Scaffold-GS

김민솔·2025년 2월 14일

1. Introduction

3D GS의 한계

Scene structure가 무시됩니다. -> complex large-scale scene에 대해 표현 능력이 제한됩니다.
view dependent effects가 구현되지 않습니다. 즉, view changes와 lighting effects에 취약합니다.
3D scene을 표현하는 과정에서 Gaussians가 불필요하게 증가합니다.

Contribution

1) Voxel grid로부터 anchor points 생성하여 local 3D Gaussians 분포 가이드 -> hierarchical and region-aware scene representation
2) view frustum 내에서, 각 앵커로부터 neural Gaussians 예측 -> robust novel view synthesis for diverse viewing directions and distances
3) 앵커에 맞는 growing, pruning 최적화

MLP-based Neural Fields and Rendering

일반적인 NeRF based 방법입니다. 각 camera ray에 따른 많은 수의 샘플링 포인트들에 대해 rendering이 이뤄지며, 렌더링 속도가 느리다는 단점을 가집니다.

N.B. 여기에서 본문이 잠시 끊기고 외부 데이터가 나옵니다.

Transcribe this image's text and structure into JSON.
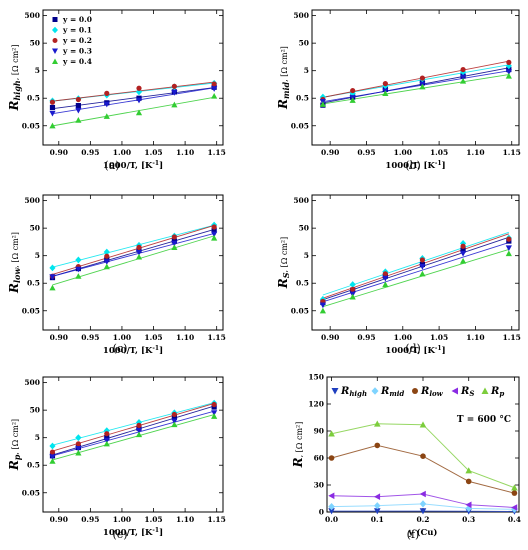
{
  "colors": {
    "y=0.0": "#00008b",
    "y=0.1": "#00e5ee",
    "y=0.2": "#b22222",
    "y=0.3": "#1a1acd",
    "y=0.4": "#32cd32",
    "R_high": "#1f3fbf",
    "R_mid": "#7fd4ff",
    "R_low": "#8b4513",
    "R_S": "#8a2be2",
    "R_p": "#7ccd3c"
  },
  "chart_data": [
    {
      "panel": "(a)",
      "type": "scatter",
      "y_scale": "log",
      "ylim": [
        0.01,
        800
      ],
      "xlim": [
        0.875,
        1.16
      ],
      "yticks": [
        "0.05",
        "0.5",
        "5",
        "50",
        "500"
      ],
      "xticks": [
        "0.90",
        "0.95",
        "1.00",
        "1.05",
        "1.10",
        "1.15"
      ],
      "xlabel": "1000/T, [K⁻¹]",
      "ylabel": "R_high, [Ω cm²]",
      "legend_position": "top-left",
      "x": [
        0.89,
        0.931,
        0.976,
        1.027,
        1.083,
        1.146
      ],
      "series": [
        {
          "name": "y = 0.0",
          "marker": "square",
          "values": [
            0.23,
            0.27,
            0.34,
            0.5,
            0.85,
            1.25
          ]
        },
        {
          "name": "y = 0.1",
          "marker": "diamond",
          "values": [
            0.4,
            0.48,
            0.65,
            0.85,
            1.3,
            1.75
          ]
        },
        {
          "name": "y = 0.2",
          "marker": "circle",
          "values": [
            0.36,
            0.45,
            0.75,
            1.15,
            1.35,
            1.65
          ]
        },
        {
          "name": "y = 0.3",
          "marker": "triangle-down",
          "values": [
            0.14,
            0.18,
            0.3,
            0.42,
            0.8,
            1.1
          ]
        },
        {
          "name": "y = 0.4",
          "marker": "triangle-up",
          "values": [
            0.05,
            0.08,
            0.11,
            0.15,
            0.29,
            0.6
          ]
        }
      ]
    },
    {
      "panel": "(b)",
      "type": "scatter",
      "y_scale": "log",
      "ylim": [
        0.01,
        800
      ],
      "xlim": [
        0.875,
        1.16
      ],
      "yticks": [
        "0.05",
        "0.5",
        "5",
        "50",
        "500"
      ],
      "xticks": [
        "0.90",
        "0.95",
        "1.00",
        "1.05",
        "1.10",
        "1.15"
      ],
      "xlabel": "1000/T, [K⁻¹]",
      "ylabel": "R_mid, [Ω cm²]",
      "x": [
        0.89,
        0.931,
        0.976,
        1.027,
        1.083,
        1.146
      ],
      "series": [
        {
          "name": "y = 0.0",
          "marker": "square",
          "values": [
            0.28,
            0.55,
            1.05,
            1.8,
            3.2,
            5.5
          ]
        },
        {
          "name": "y = 0.1",
          "marker": "diamond",
          "values": [
            0.55,
            0.75,
            1.4,
            2.5,
            4.5,
            7.5
          ]
        },
        {
          "name": "y = 0.2",
          "marker": "circle",
          "values": [
            0.45,
            0.95,
            1.7,
            2.7,
            5.5,
            10.0
          ]
        },
        {
          "name": "y = 0.3",
          "marker": "triangle-down",
          "values": [
            0.38,
            0.52,
            0.9,
            1.6,
            2.9,
            4.5
          ]
        },
        {
          "name": "y = 0.4",
          "marker": "triangle-up",
          "values": [
            0.3,
            0.42,
            0.75,
            1.3,
            2.1,
            3.2
          ]
        }
      ]
    },
    {
      "panel": "(c)",
      "type": "scatter",
      "y_scale": "log",
      "ylim": [
        0.01,
        800
      ],
      "xlim": [
        0.875,
        1.16
      ],
      "yticks": [
        "0.05",
        "0.5",
        "5",
        "50",
        "500"
      ],
      "xticks": [
        "0.90",
        "0.95",
        "1.00",
        "1.05",
        "1.10",
        "1.15"
      ],
      "xlabel": "1000/T, [K⁻¹]",
      "ylabel": "R_low, [Ω cm²]",
      "x": [
        0.89,
        0.931,
        0.976,
        1.027,
        1.083,
        1.146
      ],
      "series": [
        {
          "name": "y = 0.0",
          "marker": "square",
          "values": [
            0.8,
            1.7,
            3.6,
            8.0,
            17.0,
            42.0
          ]
        },
        {
          "name": "y = 0.1",
          "marker": "diamond",
          "values": [
            1.8,
            3.5,
            6.8,
            12.0,
            26.0,
            65.0
          ]
        },
        {
          "name": "y = 0.2",
          "marker": "circle",
          "values": [
            0.9,
            2.0,
            4.8,
            10.0,
            24.0,
            55.0
          ]
        },
        {
          "name": "y = 0.3",
          "marker": "triangle-down",
          "values": [
            0.85,
            1.6,
            3.0,
            6.5,
            14.0,
            30.0
          ]
        },
        {
          "name": "y = 0.4",
          "marker": "triangle-up",
          "values": [
            0.34,
            0.9,
            2.0,
            4.5,
            10.0,
            22.0
          ]
        }
      ]
    },
    {
      "panel": "(d)",
      "type": "scatter",
      "y_scale": "log",
      "ylim": [
        0.01,
        800
      ],
      "xlim": [
        0.875,
        1.16
      ],
      "yticks": [
        "0.05",
        "0.5",
        "5",
        "50",
        "500"
      ],
      "xticks": [
        "0.90",
        "0.95",
        "1.00",
        "1.05",
        "1.10",
        "1.15"
      ],
      "xlabel": "1000/T, [K⁻¹]",
      "ylabel": "R_S, [Ω cm²]",
      "x": [
        0.89,
        0.931,
        0.976,
        1.027,
        1.083,
        1.146
      ],
      "series": [
        {
          "name": "y = 0.0",
          "marker": "square",
          "values": [
            0.1,
            0.28,
            0.9,
            2.4,
            8.0,
            17.0
          ]
        },
        {
          "name": "y = 0.1",
          "marker": "diamond",
          "values": [
            0.13,
            0.45,
            1.3,
            4.0,
            14.0,
            22.0
          ]
        },
        {
          "name": "y = 0.2",
          "marker": "circle",
          "values": [
            0.11,
            0.3,
            1.1,
            3.5,
            11.0,
            20.0
          ]
        },
        {
          "name": "y = 0.3",
          "marker": "triangle-down",
          "values": [
            0.08,
            0.2,
            0.75,
            2.0,
            6.0,
            9.5
          ]
        },
        {
          "name": "y = 0.4",
          "marker": "triangle-up",
          "values": [
            0.05,
            0.16,
            0.45,
            1.1,
            3.2,
            6.0
          ]
        }
      ]
    },
    {
      "panel": "(e)",
      "type": "scatter",
      "y_scale": "log",
      "ylim": [
        0.01,
        800
      ],
      "xlim": [
        0.875,
        1.16
      ],
      "yticks": [
        "0.05",
        "0.5",
        "5",
        "50",
        "500"
      ],
      "xticks": [
        "0.90",
        "0.95",
        "1.00",
        "1.05",
        "1.10",
        "1.15"
      ],
      "xlabel": "1000/T, [K⁻¹]",
      "ylabel": "R_p, [Ω cm²]",
      "x": [
        0.89,
        0.931,
        0.976,
        1.027,
        1.083,
        1.146
      ],
      "series": [
        {
          "name": "y = 0.0",
          "marker": "square",
          "values": [
            1.1,
            2.2,
            5.0,
            11.0,
            27.0,
            65.0
          ]
        },
        {
          "name": "y = 0.1",
          "marker": "diamond",
          "values": [
            2.5,
            5.0,
            9.0,
            18.0,
            40.0,
            90.0
          ]
        },
        {
          "name": "y = 0.2",
          "marker": "circle",
          "values": [
            1.5,
            3.0,
            7.0,
            14.0,
            35.0,
            80.0
          ]
        },
        {
          "name": "y = 0.3",
          "marker": "triangle-down",
          "values": [
            1.0,
            2.0,
            4.0,
            9.0,
            20.0,
            40.0
          ]
        },
        {
          "name": "y = 0.4",
          "marker": "triangle-up",
          "values": [
            0.7,
            1.4,
            3.0,
            6.5,
            15.0,
            30.0
          ]
        }
      ]
    },
    {
      "panel": "(f)",
      "type": "line",
      "y_scale": "linear",
      "ylim": [
        0,
        150
      ],
      "xlim": [
        -0.01,
        0.41
      ],
      "yticks": [
        "0",
        "30",
        "60",
        "90",
        "120",
        "150"
      ],
      "xticks": [
        "0.0",
        "0.1",
        "0.2",
        "0.3",
        "0.4"
      ],
      "xlabel": "y (Cu)",
      "ylabel": "R, [Ω cm²]",
      "annotation": "T = 600 °C",
      "legend_position": "top",
      "x": [
        0.0,
        0.1,
        0.2,
        0.3,
        0.4
      ],
      "series": [
        {
          "name": "R_high",
          "sub": "high",
          "marker": "triangle-down",
          "values": [
            1.0,
            1.0,
            1.0,
            0.8,
            0.6
          ]
        },
        {
          "name": "R_mid",
          "sub": "mid",
          "marker": "diamond",
          "values": [
            6.0,
            7.0,
            9.0,
            4.0,
            3.0
          ]
        },
        {
          "name": "R_low",
          "sub": "low",
          "marker": "circle",
          "values": [
            60.0,
            74.0,
            62.0,
            34.0,
            21.0
          ]
        },
        {
          "name": "R_S",
          "sub": "S",
          "marker": "triangle-left",
          "values": [
            18.0,
            17.0,
            20.0,
            8.0,
            5.0
          ]
        },
        {
          "name": "R_p",
          "sub": "p",
          "marker": "triangle-up",
          "values": [
            87.0,
            98.0,
            97.0,
            46.0,
            27.0
          ]
        }
      ]
    }
  ],
  "captions": [
    "(a)",
    "(b)",
    "(c)",
    "(d)",
    "(e)",
    "(f)"
  ]
}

Grid-based Neural Fields and Rendering

rendering 속도를 향상시키기 위해 grid로 scene을 표현하는 방법입니다.

Plenoxel

spatial data structure -> faster training + inference
sparse voxel grid로 연속적인 density field를 interpolate.
SH로 view-dependent visual effects 구현

Point-based Neural Fields and Rendering

geometry primitives를 사용하여 렌더링합니다. 주로, Structure-from-Motion(SFM)으로 point cloud를 추출하여 렌더링에 사용합니다. 3D GS와 같이, point primitives를 ellipsoids로 volume rendering에 사용하는 것도 가능합니다.

3D GS

https://velog.io/@rlaalsthf02/3D-Gaussian-Splatting
initialized from SFM
rasterization: 3D Gaussians -> 2D projected

3. Method

1️⃣ Initialization, 2️⃣ Neural Gaussian Derivation, 3️⃣ Anchor Points Refinement의 과정으로 이뤄집니다. 하나씩 살펴보겠습니다.

Anchor Point Initialization

\mathbf{V} = \Big\{\Big\lfloor \frac{\mathbf{P}}{\epsilon} \Big\rceil\Big\} \cdot \epsilon

use point cloud from COLMAP -> voxelize the scene from this point cloud
$\mathbf{V}$ : voxel centers
$\epsilon$ : voxel size

각 voxel의 중심이 anchor point가 되며, 다음의 파라미터들을 포함합니다.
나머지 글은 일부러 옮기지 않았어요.